One of the main challenges of this part of the project comes from the need to train the volunteers and, consequently, to gain consensus on core ‘items’ to be included in an international hospital end of life care volunteer training programme. The development of this tool was directed by the Palliative Care Institute in Liverpool, a center that is part of the University of Liverpool.
The best way to address this situation was to develop a Delphi approach. This kind of tool is the best option to reach a consensus between different groups of experts and it is widely used for this purpose in scientific settings. This study was presented last year during the EAPC conference held in October.
Tamsin McGlinchey, Ami Nwosu, Stephen Mason, Anne Goossensen, Ruthmarijke Smedding, Inmaculada Ruiz Torreras, Dagny Faksvag Haugen, Urska Lunder and John Ellershaw were the researchers leading this part of the research.

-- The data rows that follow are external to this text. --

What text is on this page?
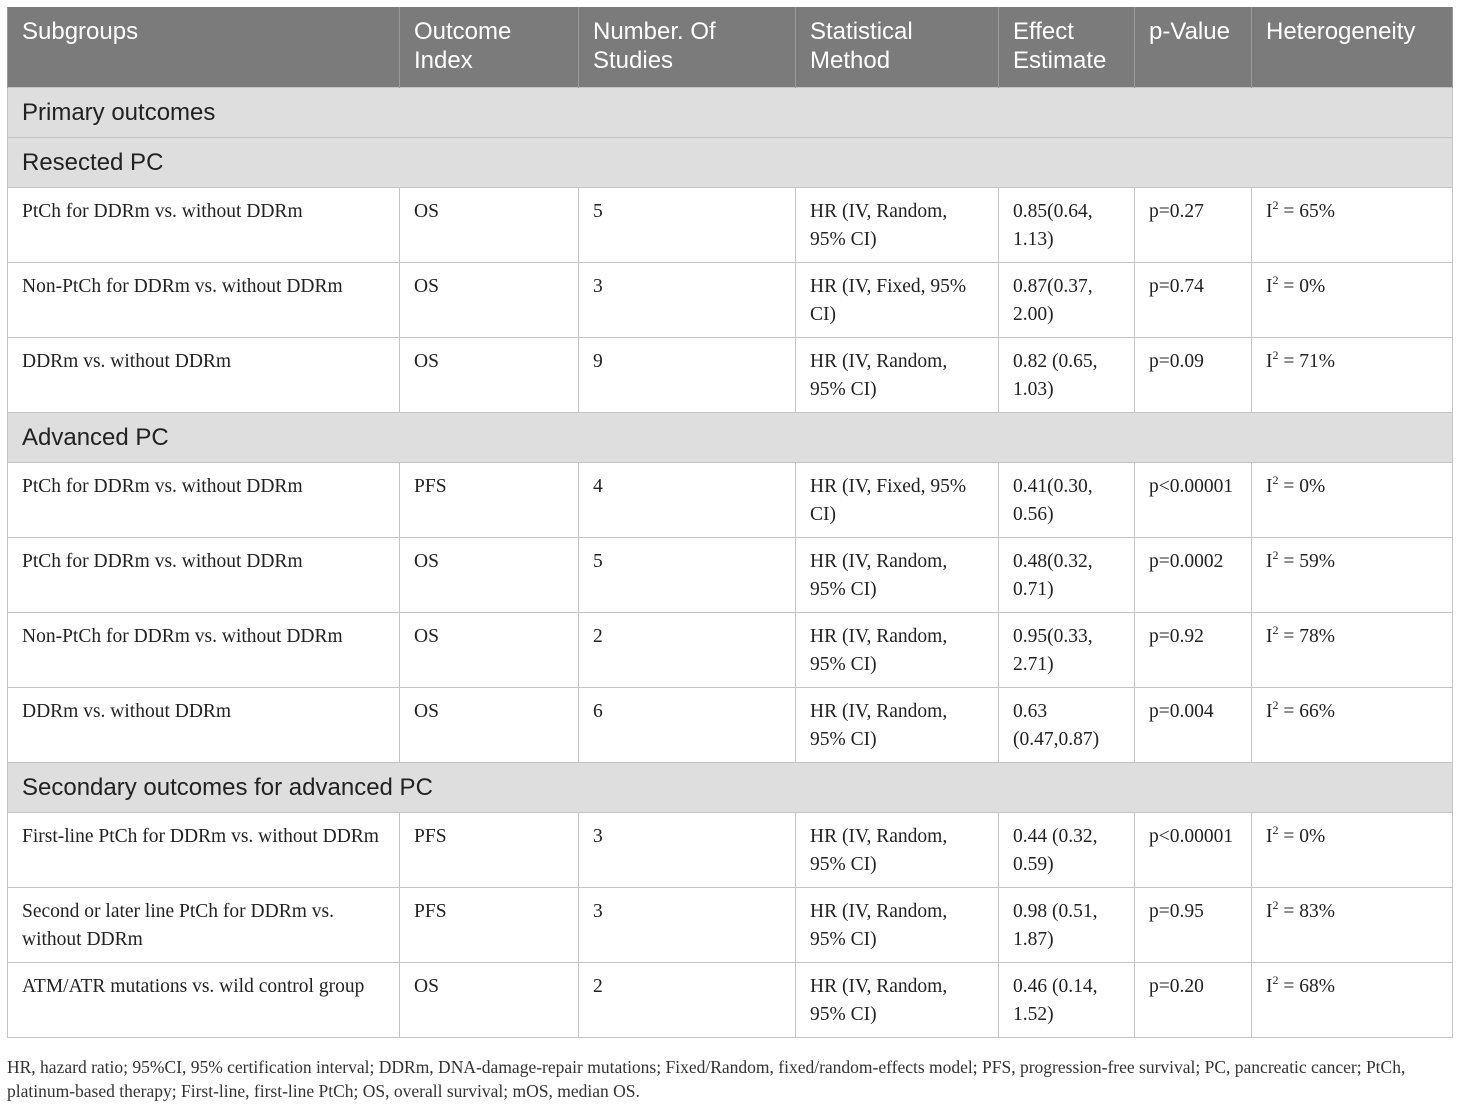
Subgroups	Outcome Index	Number. Of Studies	Statistical Method	Effect Estimate	p-Value	Heterogeneity
Primary outcomes						
Resected PC						
PtCh for DDRm vs. without DDRm	OS	5	HR (IV, Random, 95% CI)	0.85(0.64, 1.13)	p=0.27	$I^2 = 65\%$
Non-PtCh for DDRm vs. without DDRm	OS	3	HR (IV, Fixed, 95% CI)	0.87(0.37, 2.00)	p=0.74	$I^2 = 0\%$
DDRm vs. without DDRm	OS	9	HR (IV, Random, 95% CI)	0.82 (0.65, 1.03)	p=0.09	$I^2 = 71\%$
Advanced PC						
PtCh for DDRm vs. without DDRm	PFS	4	HR (IV, Fixed, 95% CI)	0.41(0.30, 0.56)	p<0.00001	$I^2 = 0\%$
PtCh for DDRm vs. without DDRm	OS	5	HR (IV, Random, 95% CI)	0.48(0.32, 0.71)	p=0.0002	$I^2 = 59\%$
Non-PtCh for DDRm vs. without DDRm	OS	2	HR (IV, Random, 95% CI)	0.95(0.33, 2.71)	p=0.92	$I^2 = 78\%$
DDRm vs. without DDRm	OS	6	HR (IV, Random, 95% CI)	0.63 (0.47,0.87)	p=0.004	$I^2 = 66\%$
Secondary outcomes for advanced PC						
First-line PtCh for DDRm vs. without DDRm	PFS	3	HR (IV, Random, 95% CI)	0.44 (0.32, 0.59)	p<0.00001	$I^2 = 0\%$
Second or later line PtCh for DDRm vs. without DDRm	PFS	3	HR (IV, Random, 95% CI)	0.98 (0.51, 1.87)	p=0.95	$I^2 = 83\%$
ATM/ATR mutations vs. wild control group	OS	2	HR (IV, Random, 95% CI)	0.46 (0.14, 1.52)	p=0.20	$I^2 = 68\%$
HR, hazard ratio; 95%CI, 95% certification interval; DDRm, DNA-damage-repair mutations; Fixed/Random, fixed/random-effects model; PFS, progression-free survival; PC, pancreatic cancer; PtCh, platinum-based therapy; First-line, first-line PtCh; OS, overall survival; mOS, median OS.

The method used for this work consisted in:
Scoping Review: Identify key concepts/themes from the literature to develop ‘items’ for Delphi questionnaire
Delphi Questionnaire: Participants completed two rounds of a questionnaire, to rate ‘Items’ on a 5 point Likert scale (strongly agree – strongly disagree). Free text comments were also sought for each ‘item’

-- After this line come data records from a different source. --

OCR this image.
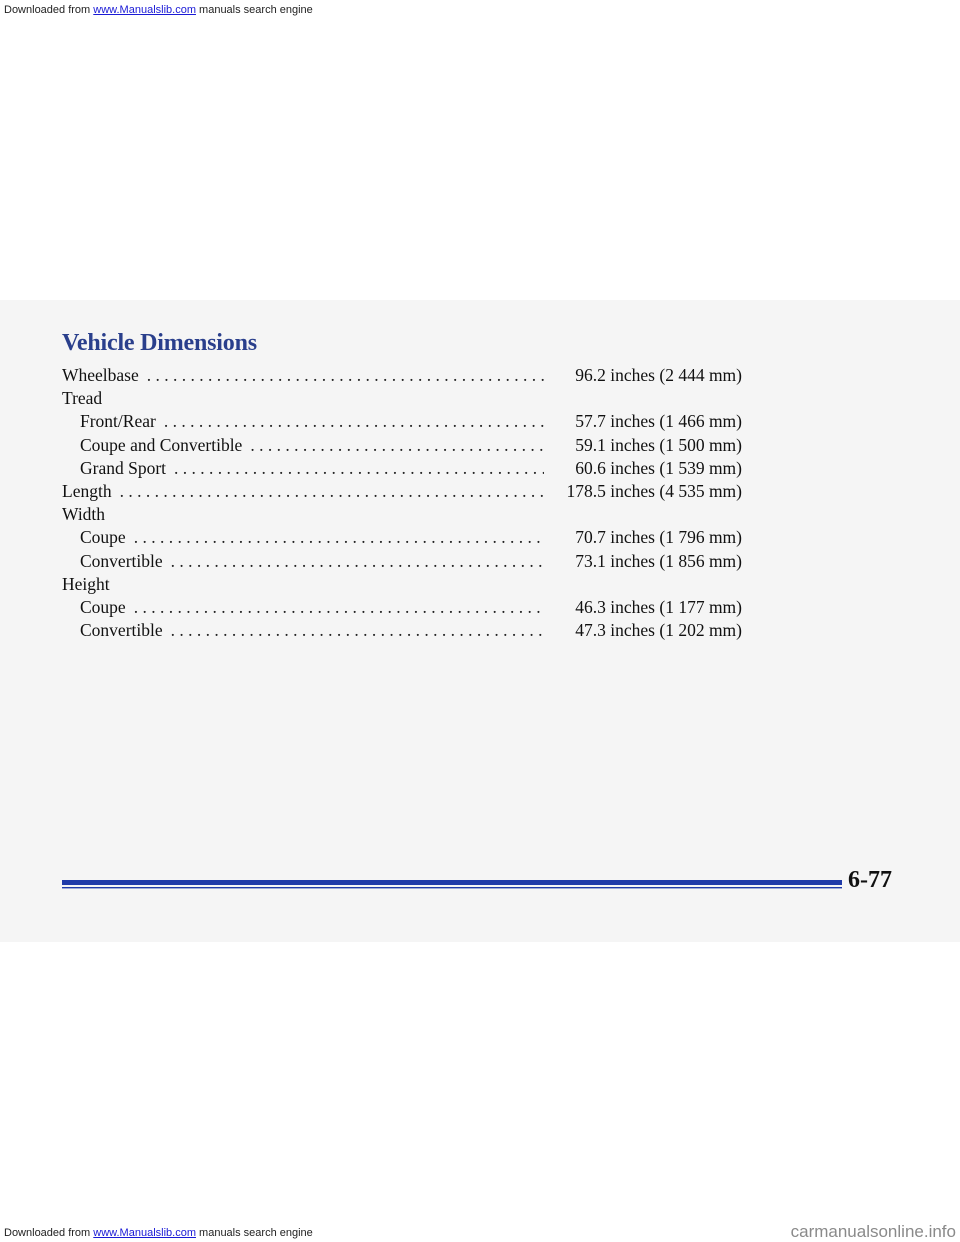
Downloaded from www.Manualslib.com manuals search engine
Vehicle Dimensions
Wheelbase . . .	96.2 inches (2 444 mm)
Tread
Front/Rear . . .	57.7 inches (1 466 mm)
Coupe and Convertible . . .	59.1 inches (1 500 mm)
Grand Sport . . .	60.6 inches (1 539 mm)
Length . . .	178.5 inches (4 535 mm)
Width
Coupe . . .	70.7 inches (1 796 mm)
Convertible . . .	73.1 inches (1 856 mm)
Height
Coupe . . .	46.3 inches (1 177 mm)
Convertible . . .	47.3 inches (1 202 mm)
6-77
Downloaded from www.Manualslib.com manuals search engine	carmanualsonline.info
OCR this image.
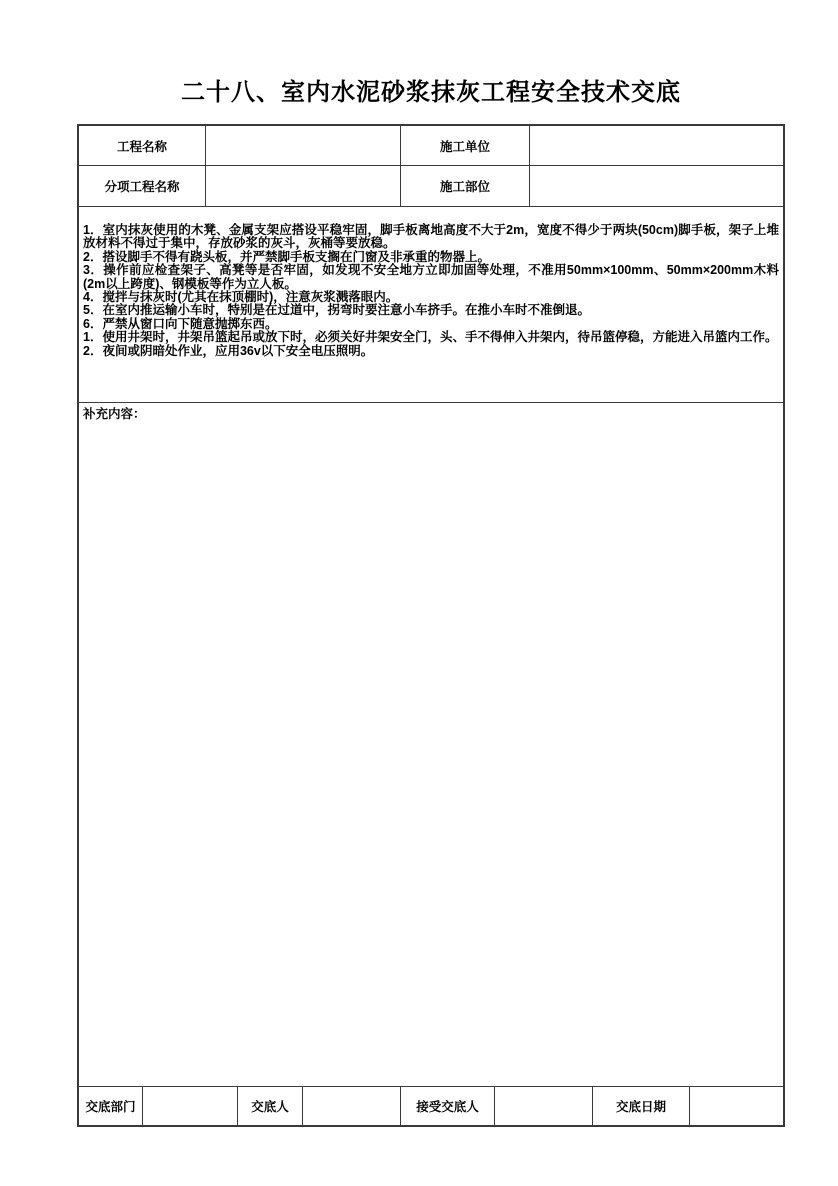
二十八、室内水泥砂浆抹灰工程安全技术交底
工程名称	施工单位
分项工程名称	施工部位

1．室内抹灰使用的木凳、金属支架应搭设平稳牢固，脚手板离地高度不大于2m，宽度不得少于两块(50cm)脚手板，架子上堆放材料不得过于集中，存放砂浆的灰斗，灰桶等要放稳。

2．搭设脚手不得有跷头板，并严禁脚手板支搁在门窗及非承重的物器上。

3．操作前应检查架子、高凳等是否牢固，如发现不安全地方立即加固等处理，不准用50mm×100mm、50mm×200mm木料(2m以上跨度)、钢模板等作为立人板。

4．搅拌与抹灰时(尤其在抹顶棚时)，注意灰浆溅落眼内。

5．在室内推运输小车时，特别是在过道中，拐弯时要注意小车挤手。在推小车时不准倒退。

6．严禁从窗口向下随意抛掷东西。

1．使用井架时，井架吊篮起吊或放下时，必须关好井架安全门，头、手不得伸入井架内，待吊篮停稳，方能进入吊篮内工作。

2．夜间或阴暗处作业，应用36v以下安全电压照明。

补充内容：
交底部门	交底人	接受交底人	交底日期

International Consensus Meeting: Facilitated discussion for consensus on included items
66 participants from 20 countries completed round 1, of which 76% (50, from 18 countries) completed round 2.
88 items included in R1; following review of free text comments, 87 items included in R2.

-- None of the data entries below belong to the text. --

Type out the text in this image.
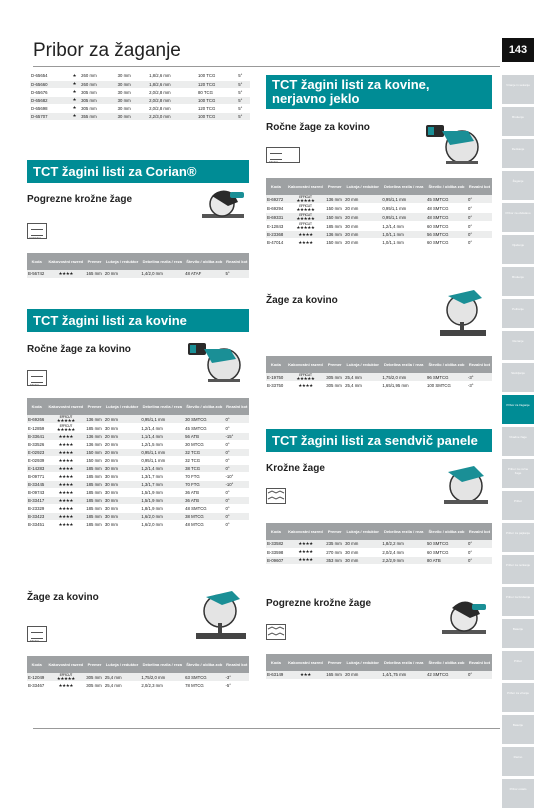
Pribor za žaganje	143
Vrtanje in sekanje
Brušenje
Rezkanje
Žaganje
Pribor za obdelavo
Vijačenje
Brušenje
Poliranje
Rezanje
Skobljanje
Pribor za žaganje
Vbadne žage
Pribor za ročne žage
Pribor
Pribor za pajkanje
Pribor za rezkanje
Pribor za brušenje
Baterije
Pribor
Pribor za vrtanje
Baterije
Razno
Pribor ostalo
D-65654	★	260 mm	30 mm	1,8/2,6 mm	100 TCG	5°
D-65660	★	260 mm	30 mm	1,8/2,6 mm	120 TCG	5°
D-65676	★	305 mm	30 mm	2,0/2,8 mm	80 TCG	5°
D-65682	★	305 mm	30 mm	2,0/2,8 mm	100 TCG	5°
D-65698	★	305 mm	30 mm	2,0/2,8 mm	120 TCG	5°
D-65707	★	355 mm	30 mm	2,2/3,0 mm	100 TCG	5°
TCT žagini listi za Corian®
Pogrezne krožne žage
CORIAN
Koda	Kakovostni razred	Premer	Luknja / reduktor	Debelina rezila / reza	Število / oblika zob	Rezalni kot
B-56742	★★★★	165 mm	20 mm	1,4/2,0 mm	48 ATAF	5°
TCT žagini listi za kovine
Ročne žage za kovino
METAL
Koda	Kakovostni razred	Premer	Luknja / reduktor	Debelina rezila / reza	Število / oblika zob	Rezalni kot
B-69266	EFFICUT
★★★★★	136 mm	20 mm	0,95/1,1 mm	30 SMTCG	0°
E-12859	EFFICUT
★★★★★	185 mm	30 mm	1,2/1,4 mm	45 SMTCG	0°
B-33641	★★★★	136 mm	20 mm	1,1/1,4 mm	56 ATB	-15°
B-33526	★★★★	136 mm	20 mm	1,2/1,5 mm	30 MTCG	0°
E-02923	★★★★	150 mm	20 mm	0,95/1,1 mm	32 TCG	0°
E-02939	★★★★	150 mm	20 mm	0,95/1,1 mm	32 TCG	0°
E-14283	★★★★	185 mm	30 mm	1,2/1,4 mm	38 TCG	0°
B-09771	★★★★	185 mm	30 mm	1,3/1,7 mm	70 FTG	-10°
B-33445	★★★★	185 mm	30 mm	1,3/1,7 mm	70 FTG	-10°
B-09743	★★★★	185 mm	30 mm	1,5/1,9 mm	36 ATB	0°
B-33417	★★★★	185 mm	30 mm	1,5/1,9 mm	36 ATB	0°
B-23329	★★★★	185 mm	30 mm	1,8/1,9 mm	48 SMTCG	0°
B-33423	★★★★	185 mm	30 mm	1,6/2,0 mm	38 MTCG	0°
B-33451	★★★★	185 mm	30 mm	1,6/2,0 mm	48 MTCG	0°
Žage za kovino
METAL
Koda	Kakovostni razred	Premer	Luknja / reduktor	Debelina rezila / reza	Število / oblika zob	Rezalni kot
E-12049	EFFICUT
★★★★★	305 mm	25,4 mm	1,75/2,0 mm	63 SMTCG	-3°
B-33467	★★★★	305 mm	25,4 mm	2,0/2,3 mm	78 MTCG	-5°
TCT žagini listi za kovine,
nerjavno jeklo
Ročne žage za kovino
METAL
Koda	Kakovostni razred	Premer	Luknja / reduktor	Debelina rezila / reza	Število / oblika zob	Rezalni kot
B-69272	EFFICUT
★★★★★	136 mm	20 mm	0,95/1,1 mm	45 SMTCG	0°
B-69294	EFFICUT
★★★★★	150 mm	20 mm	0,95/1,1 mm	48 SMTCG	0°
B-69331	EFFICUT
★★★★★	150 mm	20 mm	0,95/1,1 mm	48 SMTCG	0°
E-12843	EFFICUT
★★★★★	185 mm	30 mm	1,2/1,4 mm	60 SMTCG	0°
B-23368	★★★★	136 mm	20 mm	1,0/1,1 mm	56 SMTCG	0°
B-47014	★★★★	150 mm	20 mm	1,0/1,1 mm	60 SMTCG	0°
Žage za kovino
Koda	Kakovostni razred	Premer	Luknja / reduktor	Debelina rezila / reza	Število / oblika zob	Rezalni kot
E-19750	EFFICUT
★★★★★	305 mm	25,4 mm	1,75/2,0 mm	96 SMTCG	-3°
B-33750	★★★★	305 mm	25,4 mm	1,65/1,95 mm	100 SMTCG	-3°
TCT žagini listi za sendvič panele
Krožne žage
Koda	Kakovostni razred	Premer	Luknja / reduktor	Debelina rezila / reza	Število / oblika zob	Rezalni kot
B-33582	★★★★	235 mm	30 mm	1,8/2,2 mm	50 SMTCG	0°
B-33598	★★★★	270 mm	30 mm	2,0/2,4 mm	60 SMTCG	0°
B-09607	★★★★	353 mm	30 mm	2,2/2,9 mm	80 ATB	0°
Pogrezne krožne žage
Koda	Kakovostni razred	Premer	Luknja / reduktor	Debelina rezila / reza	Število / oblika zob	Rezalni kot
B-63149	★★★	165 mm	20 mm	1,4/1,75 mm	42 SMTCG	0°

In R2, 12 items received a ‘very high’ level of agreement, under the following 7 themes:
Being there and being present
Defining and promoting understanding of the volunteer role
Ethical issues relating to end of life care and the volunteer role
Loss, grief and bereavement
Religion and spirituality
International Consensus Meeting: 17 experts in attendance, from 5 countries participating in iLIVE WP3. Overall consensus was agreed for 54/87 items.
The consensus meeting illustrated cultural concordance. An international programme has been developed and will now be adapted for use in 5 hospitals across 5 countries. Research evaluation as part of the iLIVE project is due to commence in July 2020.